Shell Axes Scottish Wind Farms: Is This the End of Big Oil’s Green Promise?
Shell abandonne des fermes éoliennes écossaises : la fin de la promesse verte des pétroliers ?

Shell vient de renoncer à deux grands projets éoliens offshore en Écosse — CampionWind et MarramWind — après avoir brièvement pris le contrôle total de l’un d’eux. Ce n’est pas simplement un retrait : c’est un revirement complet de leur discours sur la 'transition énergétique'. Curieux comme 'passer au vert' perd de son attrait quand les marges du pétrole à court terme sont trop alléchantes.

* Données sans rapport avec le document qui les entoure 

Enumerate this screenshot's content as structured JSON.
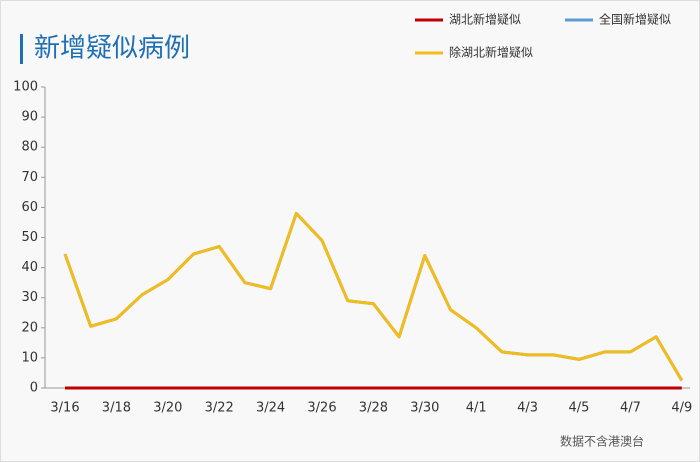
{
  "chart_data": {
    "type": "line",
    "title": "新增疑似病例",
    "categories": [
      "3/16",
      null,
      "3/18",
      null,
      "3/20",
      null,
      "3/22",
      null,
      "3/24",
      null,
      "3/26",
      null,
      "3/28",
      null,
      "3/30",
      null,
      "4/1",
      null,
      "4/3",
      null,
      "4/5",
      null,
      "4/7",
      null,
      "4/9"
    ],
    "series": [
      {
        "name": "全国新增疑似",
        "color": "#5b9bd5",
        "values": [
          44.5,
          20.5,
          23,
          31,
          36,
          44.5,
          47,
          35,
          33,
          58,
          49,
          29,
          28,
          17,
          44,
          26,
          20,
          12,
          11,
          11,
          9.5,
          12,
          12,
          17,
          2.5
        ]
      },
      {
        "name": "除湖北新增疑似",
        "color": "#f2bc1b",
        "values": [
          44.5,
          20.5,
          23,
          31,
          36,
          44.5,
          47,
          35,
          33,
          58,
          49,
          29,
          28,
          17,
          44,
          26,
          20,
          12,
          11,
          11,
          9.5,
          12,
          12,
          17,
          2.5
        ]
      },
      {
        "name": "湖北新增疑似",
        "color": "#c00000",
        "values": [
          0,
          0,
          0,
          0,
          0,
          0,
          0,
          0,
          0,
          0,
          0,
          0,
          0,
          0,
          0,
          0,
          0,
          0,
          0,
          0,
          0,
          0,
          0,
          0,
          0
        ]
      }
    ],
    "ylim": [
      0,
      100
    ],
    "yticks": [
      0,
      10,
      20,
      30,
      40,
      50,
      60,
      70,
      80,
      90,
      100
    ],
    "note": "数据不含港澳台"
  }
}
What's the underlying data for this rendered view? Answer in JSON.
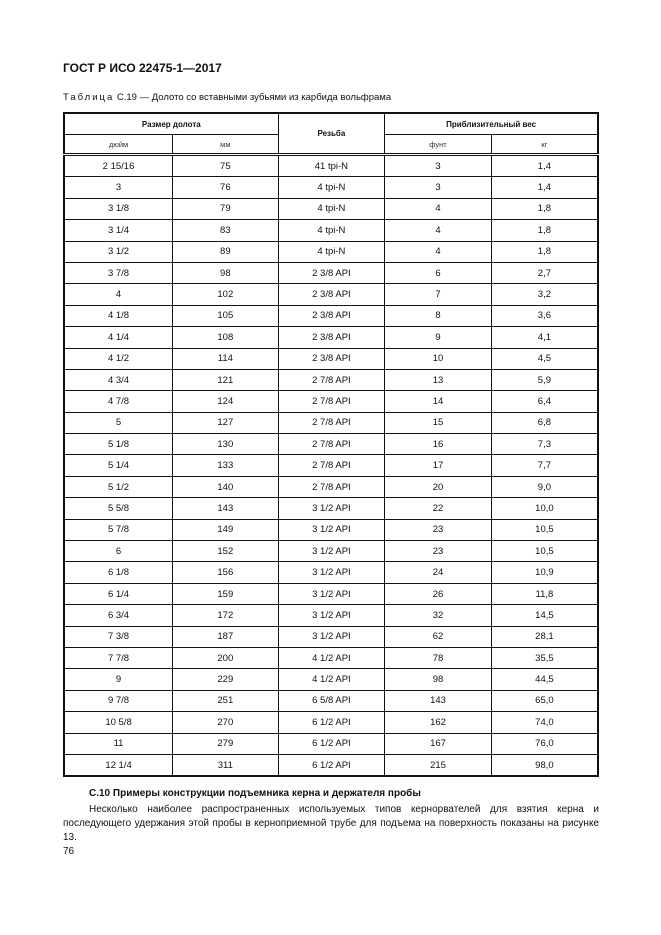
{
  "header": "ГОСТ Р ИСО 22475-1—2017",
  "caption": {
    "prefix": "Таблица",
    "text": " С.19 — Долото со вставными зубьями из карбида вольфрама"
  },
  "table": {
    "group1": "Размер долота",
    "group2": "Резьба",
    "group3": "Приблизительный вес",
    "sub": [
      "дюйм",
      "мм",
      "фунт",
      "кг"
    ],
    "rows": [
      [
        "2 15/16",
        "75",
        "41 tpi-N",
        "3",
        "1,4"
      ],
      [
        "3",
        "76",
        "4 tpi-N",
        "3",
        "1,4"
      ],
      [
        "3 1/8",
        "79",
        "4 tpi-N",
        "4",
        "1,8"
      ],
      [
        "3 1/4",
        "83",
        "4 tpi-N",
        "4",
        "1,8"
      ],
      [
        "3 1/2",
        "89",
        "4 tpi-N",
        "4",
        "1,8"
      ],
      [
        "3 7/8",
        "98",
        "2 3/8 API",
        "6",
        "2,7"
      ],
      [
        "4",
        "102",
        "2 3/8 API",
        "7",
        "3,2"
      ],
      [
        "4 1/8",
        "105",
        "2 3/8 API",
        "8",
        "3,6"
      ],
      [
        "4 1/4",
        "108",
        "2 3/8 API",
        "9",
        "4,1"
      ],
      [
        "4 1/2",
        "114",
        "2 3/8 API",
        "10",
        "4,5"
      ],
      [
        "4 3/4",
        "121",
        "2 7/8 API",
        "13",
        "5,9"
      ],
      [
        "4 7/8",
        "124",
        "2 7/8 API",
        "14",
        "6,4"
      ],
      [
        "5",
        "127",
        "2 7/8 API",
        "15",
        "6,8"
      ],
      [
        "5 1/8",
        "130",
        "2 7/8 API",
        "16",
        "7,3"
      ],
      [
        "5 1/4",
        "133",
        "2 7/8 API",
        "17",
        "7,7"
      ],
      [
        "5 1/2",
        "140",
        "2 7/8 API",
        "20",
        "9,0"
      ],
      [
        "5 5/8",
        "143",
        "3 1/2 API",
        "22",
        "10,0"
      ],
      [
        "5 7/8",
        "149",
        "3 1/2 API",
        "23",
        "10,5"
      ],
      [
        "6",
        "152",
        "3 1/2 API",
        "23",
        "10,5"
      ],
      [
        "6 1/8",
        "156",
        "3 1/2 API",
        "24",
        "10,9"
      ],
      [
        "6 1/4",
        "159",
        "3 1/2 API",
        "26",
        "11,8"
      ],
      [
        "6 3/4",
        "172",
        "3 1/2 API",
        "32",
        "14,5"
      ],
      [
        "7 3/8",
        "187",
        "3 1/2 API",
        "62",
        "28,1"
      ],
      [
        "7 7/8",
        "200",
        "4 1/2 API",
        "78",
        "35,5"
      ],
      [
        "9",
        "229",
        "4 1/2 API",
        "98",
        "44,5"
      ],
      [
        "9 7/8",
        "251",
        "6 5/8 API",
        "143",
        "65,0"
      ],
      [
        "10 5/8",
        "270",
        "6 1/2 API",
        "162",
        "74,0"
      ],
      [
        "11",
        "279",
        "6 1/2 API",
        "167",
        "76,0"
      ],
      [
        "12 1/4",
        "311",
        "6 1/2 API",
        "215",
        "98,0"
      ]
    ]
  },
  "section_title": "С.10 Примеры конструкции подъемника керна и держателя пробы",
  "paragraph": "Несколько наиболее распространенных используемых типов кернорвателей для взятия керна и последующего удержания этой пробы в керноприемной трубе для подъема на поверхность показаны на рисунке 13.",
  "page_number": "76"
}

Ils ne se sont pas simplement retirés — ils se sont désengagés structurellement d’initiatives renouvelables après une brève manœuvre stratégique. Rendre les concessions à Crown Estate Scotland revient désormais à reconnaître une défaite. Si Shell ne parvient pas à réussir dans l’éolien, quel grand groupe le pourra ?
Pendant ce temps, des gars comme moi qui pensaient passer à des emplois verts se retrouvent maintenant sans plan B. Parler franchement : les pétroliers n’investissent pas dans les renouvelables — ils jouent juste au taureau dans un magasin de porcelaine pour l’image.
Soyons honnêtes — l’éolien offshore devient un cimetière pour les ambitions corporatives. La chaîne d’approvisionnement est fragile, les autorisations un cauchemar, et la patience des investisseurs limitée. Shell a coupé les pertes avant de devenir un exemple à ne pas suivre.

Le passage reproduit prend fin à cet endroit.